Consider the trust implied in the somewhat flippant title. With a teacher exchange, you’re establishing that level of trust with a complete stranger on the other side of the planet in the few months before the exchange takes place.
My home insurance provider said to me, “oh, not to worry… you have reciprocal collateral.”
That makes it sound like a hostage situation, and, of course, there is more to it than that, but it is a starting point for building that relationship. This, in addition to the myriad logistical elements such as:
Managing the furnace / air conditioner, the water/sewer, the electric bills, the water softener, the heat-recovery ventilation system, the thermostat, the lawn tractor, the coffee maker, the home theater remote controls… Aaah!
What will the people living in our house need to know?
What will we need to know about their home?
How much to prepare – how much to share without seeming condescending?
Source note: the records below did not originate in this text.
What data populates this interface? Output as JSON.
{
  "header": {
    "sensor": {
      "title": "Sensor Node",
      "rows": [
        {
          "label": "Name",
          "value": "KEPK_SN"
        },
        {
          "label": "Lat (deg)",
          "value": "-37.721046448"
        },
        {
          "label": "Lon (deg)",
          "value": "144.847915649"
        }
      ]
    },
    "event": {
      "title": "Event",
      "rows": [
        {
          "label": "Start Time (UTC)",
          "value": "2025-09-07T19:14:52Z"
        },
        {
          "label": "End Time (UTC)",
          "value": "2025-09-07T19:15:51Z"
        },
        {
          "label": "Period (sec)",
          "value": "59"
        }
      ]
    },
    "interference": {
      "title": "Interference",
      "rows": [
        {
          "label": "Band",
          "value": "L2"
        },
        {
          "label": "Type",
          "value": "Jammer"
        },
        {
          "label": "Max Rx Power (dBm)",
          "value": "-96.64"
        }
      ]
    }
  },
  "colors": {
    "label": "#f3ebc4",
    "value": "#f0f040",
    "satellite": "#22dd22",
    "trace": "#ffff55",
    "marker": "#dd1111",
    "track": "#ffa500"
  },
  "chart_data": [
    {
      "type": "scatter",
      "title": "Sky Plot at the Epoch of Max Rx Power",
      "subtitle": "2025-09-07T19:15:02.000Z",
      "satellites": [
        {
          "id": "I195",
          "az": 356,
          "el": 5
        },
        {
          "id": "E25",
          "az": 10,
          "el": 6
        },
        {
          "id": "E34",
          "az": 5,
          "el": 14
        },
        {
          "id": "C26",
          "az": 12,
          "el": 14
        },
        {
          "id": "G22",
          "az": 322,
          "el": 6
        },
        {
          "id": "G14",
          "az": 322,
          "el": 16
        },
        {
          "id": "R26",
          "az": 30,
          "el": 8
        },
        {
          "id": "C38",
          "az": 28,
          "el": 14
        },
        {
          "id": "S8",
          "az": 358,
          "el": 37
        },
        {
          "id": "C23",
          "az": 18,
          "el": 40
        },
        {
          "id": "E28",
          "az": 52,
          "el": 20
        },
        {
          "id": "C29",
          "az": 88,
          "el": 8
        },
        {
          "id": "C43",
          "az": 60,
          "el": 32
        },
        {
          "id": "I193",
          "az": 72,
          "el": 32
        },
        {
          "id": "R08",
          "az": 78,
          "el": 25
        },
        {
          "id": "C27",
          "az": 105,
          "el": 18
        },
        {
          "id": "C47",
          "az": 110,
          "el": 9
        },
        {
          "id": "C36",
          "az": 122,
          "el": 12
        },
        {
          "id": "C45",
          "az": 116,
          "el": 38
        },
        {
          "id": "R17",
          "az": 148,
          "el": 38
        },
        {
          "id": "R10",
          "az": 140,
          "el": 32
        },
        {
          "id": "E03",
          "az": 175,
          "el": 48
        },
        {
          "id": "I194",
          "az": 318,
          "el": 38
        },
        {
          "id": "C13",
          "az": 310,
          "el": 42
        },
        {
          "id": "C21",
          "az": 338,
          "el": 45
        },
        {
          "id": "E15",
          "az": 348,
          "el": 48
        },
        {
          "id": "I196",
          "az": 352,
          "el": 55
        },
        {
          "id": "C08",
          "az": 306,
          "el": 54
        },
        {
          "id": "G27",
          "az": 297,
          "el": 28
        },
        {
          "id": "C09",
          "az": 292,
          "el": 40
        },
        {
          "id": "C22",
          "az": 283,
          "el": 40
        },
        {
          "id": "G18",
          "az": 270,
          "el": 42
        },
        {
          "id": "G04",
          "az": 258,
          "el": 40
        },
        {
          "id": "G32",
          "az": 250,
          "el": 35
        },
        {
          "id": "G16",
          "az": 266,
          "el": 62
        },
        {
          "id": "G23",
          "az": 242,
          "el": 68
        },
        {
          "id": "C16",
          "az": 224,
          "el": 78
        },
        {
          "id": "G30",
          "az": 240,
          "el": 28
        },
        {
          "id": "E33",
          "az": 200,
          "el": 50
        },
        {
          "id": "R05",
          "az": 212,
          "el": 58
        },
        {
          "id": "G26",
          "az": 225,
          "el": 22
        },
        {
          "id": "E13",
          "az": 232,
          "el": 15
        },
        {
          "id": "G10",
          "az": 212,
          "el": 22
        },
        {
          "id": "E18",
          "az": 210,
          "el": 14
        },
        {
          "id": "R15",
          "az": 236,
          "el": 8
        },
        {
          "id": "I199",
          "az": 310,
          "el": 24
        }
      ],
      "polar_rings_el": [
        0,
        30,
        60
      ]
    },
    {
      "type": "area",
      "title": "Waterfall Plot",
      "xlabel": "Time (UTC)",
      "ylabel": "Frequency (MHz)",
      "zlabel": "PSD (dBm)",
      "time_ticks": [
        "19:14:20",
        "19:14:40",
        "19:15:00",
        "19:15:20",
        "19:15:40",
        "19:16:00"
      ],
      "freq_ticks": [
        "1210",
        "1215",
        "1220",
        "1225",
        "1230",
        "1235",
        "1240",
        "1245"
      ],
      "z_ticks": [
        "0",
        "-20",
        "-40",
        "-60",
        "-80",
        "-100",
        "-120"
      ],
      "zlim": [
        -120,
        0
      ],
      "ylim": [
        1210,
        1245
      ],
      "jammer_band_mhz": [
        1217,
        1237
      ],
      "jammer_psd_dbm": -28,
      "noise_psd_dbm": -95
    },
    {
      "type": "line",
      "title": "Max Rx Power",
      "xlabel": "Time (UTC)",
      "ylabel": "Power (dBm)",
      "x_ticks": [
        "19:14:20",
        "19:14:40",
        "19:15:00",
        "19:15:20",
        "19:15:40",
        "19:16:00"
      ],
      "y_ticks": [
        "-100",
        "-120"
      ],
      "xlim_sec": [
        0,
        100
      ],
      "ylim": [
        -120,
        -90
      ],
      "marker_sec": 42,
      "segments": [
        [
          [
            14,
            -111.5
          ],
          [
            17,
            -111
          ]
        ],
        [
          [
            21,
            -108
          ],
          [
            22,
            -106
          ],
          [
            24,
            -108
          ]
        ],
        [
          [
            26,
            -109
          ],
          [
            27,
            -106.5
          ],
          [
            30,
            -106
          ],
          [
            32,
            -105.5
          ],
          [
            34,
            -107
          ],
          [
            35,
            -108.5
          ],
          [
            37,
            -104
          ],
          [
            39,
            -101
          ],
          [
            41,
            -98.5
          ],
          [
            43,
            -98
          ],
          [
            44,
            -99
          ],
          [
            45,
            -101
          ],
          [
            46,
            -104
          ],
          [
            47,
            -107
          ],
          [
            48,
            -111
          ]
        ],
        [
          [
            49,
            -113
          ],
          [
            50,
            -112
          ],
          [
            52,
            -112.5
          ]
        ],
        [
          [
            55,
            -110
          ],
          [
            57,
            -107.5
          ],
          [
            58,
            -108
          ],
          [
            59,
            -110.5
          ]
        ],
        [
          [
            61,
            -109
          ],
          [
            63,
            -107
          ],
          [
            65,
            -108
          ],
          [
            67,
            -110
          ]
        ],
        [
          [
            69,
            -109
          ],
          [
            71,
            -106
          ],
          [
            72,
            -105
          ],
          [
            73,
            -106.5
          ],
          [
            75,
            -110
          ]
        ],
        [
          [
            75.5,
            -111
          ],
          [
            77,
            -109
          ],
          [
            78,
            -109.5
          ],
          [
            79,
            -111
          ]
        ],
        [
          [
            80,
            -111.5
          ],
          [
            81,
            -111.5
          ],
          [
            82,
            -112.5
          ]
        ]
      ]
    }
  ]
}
Open dialogue prior to exchange – as much as it is about trust, it’s about openness, confidence, and preparation. What do I know about rodents and poisonous spiders? What do they know about winterizing and frostbite? Prevention is preferable to intervention, so deal with the issues beforehand but be available to help while away. That’s how we’ll approach things. Over-preparing could be perceived as condescending but it is not an insult to give or receive information that might seem completely obvious, rather consider it a show of respect. In telling this information, and in receiving it, we will be better prepared; I want the exchange experience for both of us to be as successful as it can possibly be; preparation and communication will contribute to that goal.
It’s a great trust we share: to care for the greatest asset we have – our homes. It is a great life experience we enable for each other by developing this relationship.